Sampson announced her impending resignation in an interview with ABC News on Monday, as opening arguments began in the trial of Epstein’s associate Ghislaine Maxwell. After 23 years with the city’s medical examiner office, she is taking a job with the Mount Sinai Health System.
“I was clearly a role model for so many women who are interested in careers in medicine, in science, and in government. I found that now looking back extremely rewarding,” she told the outlet.
The first woman to serve as New York City’s ME, Sampson oversaw multiple high-profile autopsies. In August 2014, her office ruled that Eric Garner – a black man who died during an attempted arrest in Staten Island – died of homicide caused by “compression of neck (choke hold), compression of chest, and prone positioning during physical restraint by police.”

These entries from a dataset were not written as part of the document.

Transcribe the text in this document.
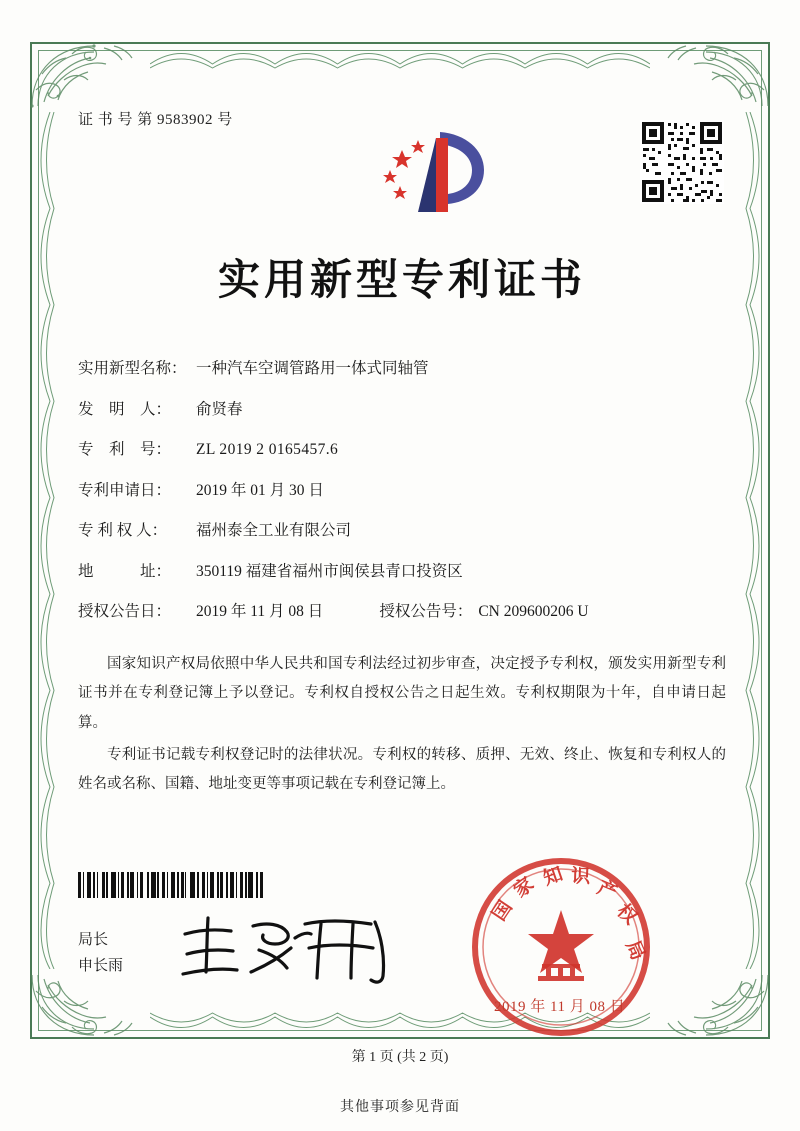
证 书 号 第 9583902 号
实用新型专利证书
实用新型名称： 一种汽车空调管路用一体式同轴管
发　明　人：	俞贤春
专　利　号：	ZL 2019 2 0165457.6
专利申请日：	2019 年 01 月 30 日
专 利 权 人：	福州泰全工业有限公司
地　　　址：	350119 福建省福州市闽侯县青口投资区
授权公告日：	2019 年 11 月 08 日	授权公告号： CN 209600206 U

国家知识产权局依照中华人民共和国专利法经过初步审查，决定授予专利权，颁发实用新型专利证书并在专利登记簿上予以登记。专利权自授权公告之日起生效。专利权期限为十年，自申请日起算。

专利证书记载专利权登记时的法律状况。专利权的转移、质押、无效、终止、恢复和专利权人的姓名或名称、国籍、地址变更等事项记载在专利登记簿上。

局长
申长雨
国
家 知 识
产
权
局
2019 年 11 月 08 日
第 1 页 (共 2 页)
其他事项参见背面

When the police union pointed out that the hyoid bone in Garner’s throat hadn’t been fractured, Sampson responded it was “false” that this would have necessarily happened due to a chokehold.
The officer involved was eventually fired, but was not criminally charged. Garner’s family received a $5.9 million settlement from the city.
Five years later, in 2019, Sampson would rule Epstein’s death in the Manhattan jail to be suicide. The disgraced financier had been awaiting trial on more sex trafficking charges. He allegedly used a sheet in his cell to hang himself. A Justice Department investigation found that the guards did not do any of their rounds that night, while video cameras at the facility malfunctioned.
The autopsy revealed Epstein’s hyoid bone had been broken, which is possible in cases of suicide by hanging, but also happens in cases of strangulation.